L'année suivante, sir Robert Peel fit adopter par le Parlement la mesure rigoureuse connue sous le nom de bill Aberdeen, qui atteignit le Brésil dans son organisation économique, en portant un coup mortel à la traite des esclaves.

Dès ce moment, la ruine de son agriculture, que le bill Aberdeen lui donnait en perspective, et la fermentation continuelle que Rosas entretenait soigneusement dans la province de Rio-Grande, rendaient plus impérieuse pour l'Empire cette nécessité d'agrandissement territorial dont il vient d'être question.

Seule, la possession des terres salubres et fertiles de l'Uruguay qu'on offrirait à l'émigration européenne et l'occupation définitive de Montevideo qui permettrait de surveiller de près, d'un côté, les turbulents mulâtres de Rio-Grande, et, de l'autre, l'embouchure de la Plata, pouvaient restituer au Brésil les conditions de sécurité, d'intégrité, et même d'existence, que son double système politique et économique lui refusait.

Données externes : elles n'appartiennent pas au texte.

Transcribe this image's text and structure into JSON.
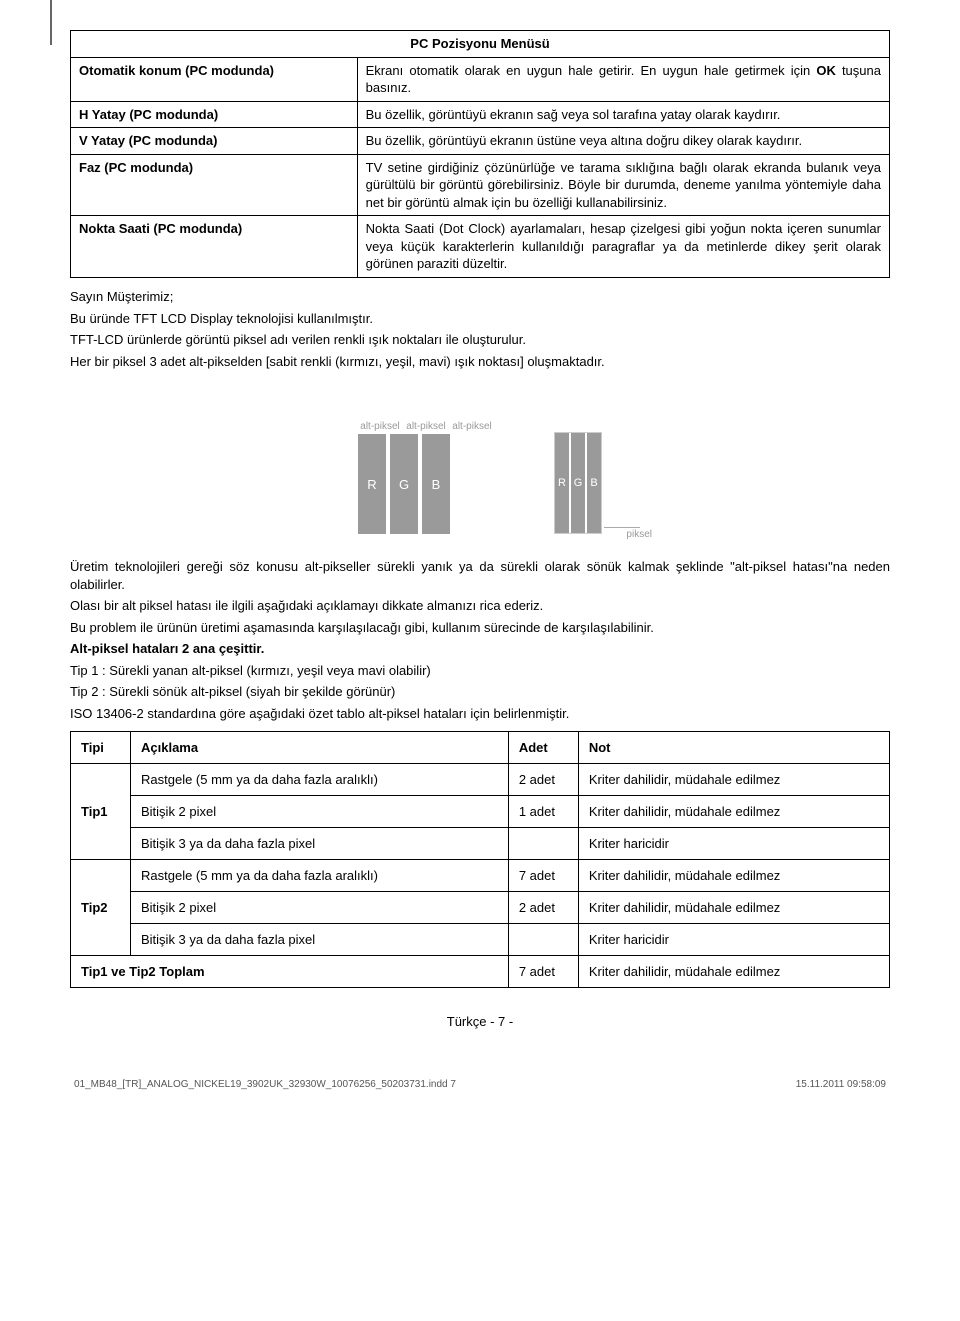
{
  "menuTable": {
    "header": "PC Pozisyonu Menüsü",
    "rows": [
      {
        "left": "Otomatik konum (PC modunda)",
        "right": "Ekranı otomatik olarak en uygun hale getirir. En uygun hale getirmek için <b>OK</b> tuşuna basınız."
      },
      {
        "left": "H Yatay (PC modunda)",
        "right": "Bu özellik, görüntüyü ekranın sağ veya sol tarafına yatay olarak kaydırır."
      },
      {
        "left": "V Yatay (PC modunda)",
        "right": "Bu özellik, görüntüyü ekranın üstüne veya altına doğru dikey olarak kaydırır."
      },
      {
        "left": "Faz (PC modunda)",
        "right": "TV setine girdiğiniz çözünürlüğe ve tarama sıklığına bağlı olarak ekranda bulanık veya gürültülü bir görüntü görebilirsiniz. Böyle bir durumda, deneme yanılma yöntemiyle daha net bir görüntü almak için bu özelliği kullanabilirsiniz."
      },
      {
        "left": "Nokta Saati (PC modunda)",
        "right": "Nokta Saati (Dot Clock) ayarlamaları, hesap çizelgesi gibi yoğun nokta içeren sunumlar veya küçük karakterlerin kullanıldığı paragraflar ya da metinlerde dikey şerit olarak görünen paraziti düzeltir."
      }
    ]
  },
  "intro": {
    "p1": "Sayın Müşterimiz;",
    "p2": "Bu üründe TFT LCD Display teknolojisi kullanılmıştır.",
    "p3": "TFT-LCD ürünlerde görüntü piksel adı verilen renkli ışık noktaları ile oluşturulur.",
    "p4": "Her bir piksel 3 adet alt-pikselden [sabit renkli (kırmızı, yeşil, mavi) ışık noktası] oluşmaktadır."
  },
  "diagram": {
    "altPiksel": "alt-piksel",
    "R": "R",
    "G": "G",
    "B": "B",
    "piksel": "piksel"
  },
  "body": {
    "p1": "Üretim teknolojileri gereği söz konusu alt-pikseller sürekli yanık ya da sürekli olarak sönük kalmak şeklinde \"alt-piksel hatası\"na neden olabilirler.",
    "p2": "Olası bir alt piksel hatası ile ilgili aşağıdaki açıklamayı dikkate almanızı rica ederiz.",
    "p3": "Bu problem ile ürünün üretimi aşamasında karşılaşılacağı gibi, kullanım sürecinde de karşılaşılabilinir.",
    "p4bold": "Alt-piksel hataları 2 ana çeşittir.",
    "p5": "Tip 1 : Sürekli yanan alt-piksel (kırmızı, yeşil veya mavi olabilir)",
    "p6": "Tip 2 : Sürekli sönük alt-piksel (siyah bir şekilde görünür)",
    "p7": "ISO 13406-2 standardına göre aşağıdaki özet tablo alt-piksel hataları için belirlenmiştir."
  },
  "defectTable": {
    "headers": {
      "tipi": "Tipi",
      "aciklama": "Açıklama",
      "adet": "Adet",
      "not": "Not"
    },
    "groups": [
      {
        "tipi": "Tip1",
        "rows": [
          {
            "aciklama": "Rastgele (5 mm ya da daha fazla aralıklı)",
            "adet": "2 adet",
            "not": "Kriter dahilidir, müdahale edilmez"
          },
          {
            "aciklama": "Bitişik 2 pixel",
            "adet": "1 adet",
            "not": "Kriter dahilidir, müdahale edilmez"
          },
          {
            "aciklama": "Bitişik 3 ya da daha fazla pixel",
            "adet": "",
            "not": "Kriter haricidir"
          }
        ]
      },
      {
        "tipi": "Tip2",
        "rows": [
          {
            "aciklama": "Rastgele (5 mm ya da daha fazla aralıklı)",
            "adet": "7 adet",
            "not": "Kriter dahilidir, müdahale edilmez"
          },
          {
            "aciklama": "Bitişik 2 pixel",
            "adet": "2 adet",
            "not": "Kriter dahilidir, müdahale edilmez"
          },
          {
            "aciklama": "Bitişik 3 ya da daha fazla pixel",
            "adet": "",
            "not": "Kriter haricidir"
          }
        ]
      }
    ],
    "total": {
      "label": "Tip1 ve Tip2 Toplam",
      "adet": "7 adet",
      "not": "Kriter dahilidir, müdahale edilmez"
    }
  },
  "footer": {
    "pageLabel": "Türkçe   - 7 -",
    "docName": "01_MB48_[TR]_ANALOG_NICKEL19_3902UK_32930W_10076256_50203731.indd   7",
    "timestamp": "15.11.2011   09:58:09"
  }
}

Aussi, à dater du moment où les flottes occidentales se furent éloignées des régions platéennes, les ministres de Rio-de-Janeiro n'eurent qu'un but: reprendre, pour le compte de l'Empire, mais pour le faire tourner à son profit exclusif, l'oeuvre péniblement poursuivie et imparfaitement achevée par la France et par l'Angleterre.

Averti, toutefois, par la preuve de méfiance dont il venait d'être l'objet de la part de ces puissances, et afin de mieux donner le change sur ses intentions, le cabinet de San-Christoval affecta de répudier la politique de Carlota et de Pedro 1er, au sujet d'une extension vers le sud.

Foin du droit monarchique qui dispose des peuples comme d'un troupeau de bétail, et des territoires comme d'une ferme que le père transmet à son fils par héritage. La révolution de 1810 d'abord, puis le traité de 1828 ont créé de nouveaux intérêts, en établissant de nouvelles frontières entre les Etats platéens; ces intérêts sont on ne peut plus légitimes; il est du devoir de chacun de les respecter.

Et le Brésil accordant, en apparence, ses actes avec ses paroles, reconnaissait le Paraguay.

Nous disons en apparence, parce que le vrai motif de cette reconnaissance était le désir de se venger de Rosas qui venait de repousser l'alliance de Rio-de-Janeiro.

Et, de même que le vicomte d'Abrantès parlait au nom de l'humanité, à l'heure précise où le bill Aberdeen flétrissait publiquement l'inhumanité de l'Empire, un des hommes d'Etat de cet Empire retardataire déclarait solennellement au ministre argentin, à Buenos-Ayres, dans une note qui porte la date du 20 juillet 1845, que: «La division de l'Amérique espagnole en vice-royautés et en capitaineries générales a disparu avec l'autorité qui l'a créée, et ne peut dès lors lier les nouvelles républiques rentrées dans leur indépendance et dans l'exercice de leur souveraineté.»

C'est là, certes, l'affirmation du droit moderne dans son expression la plus nette et la plus énergique.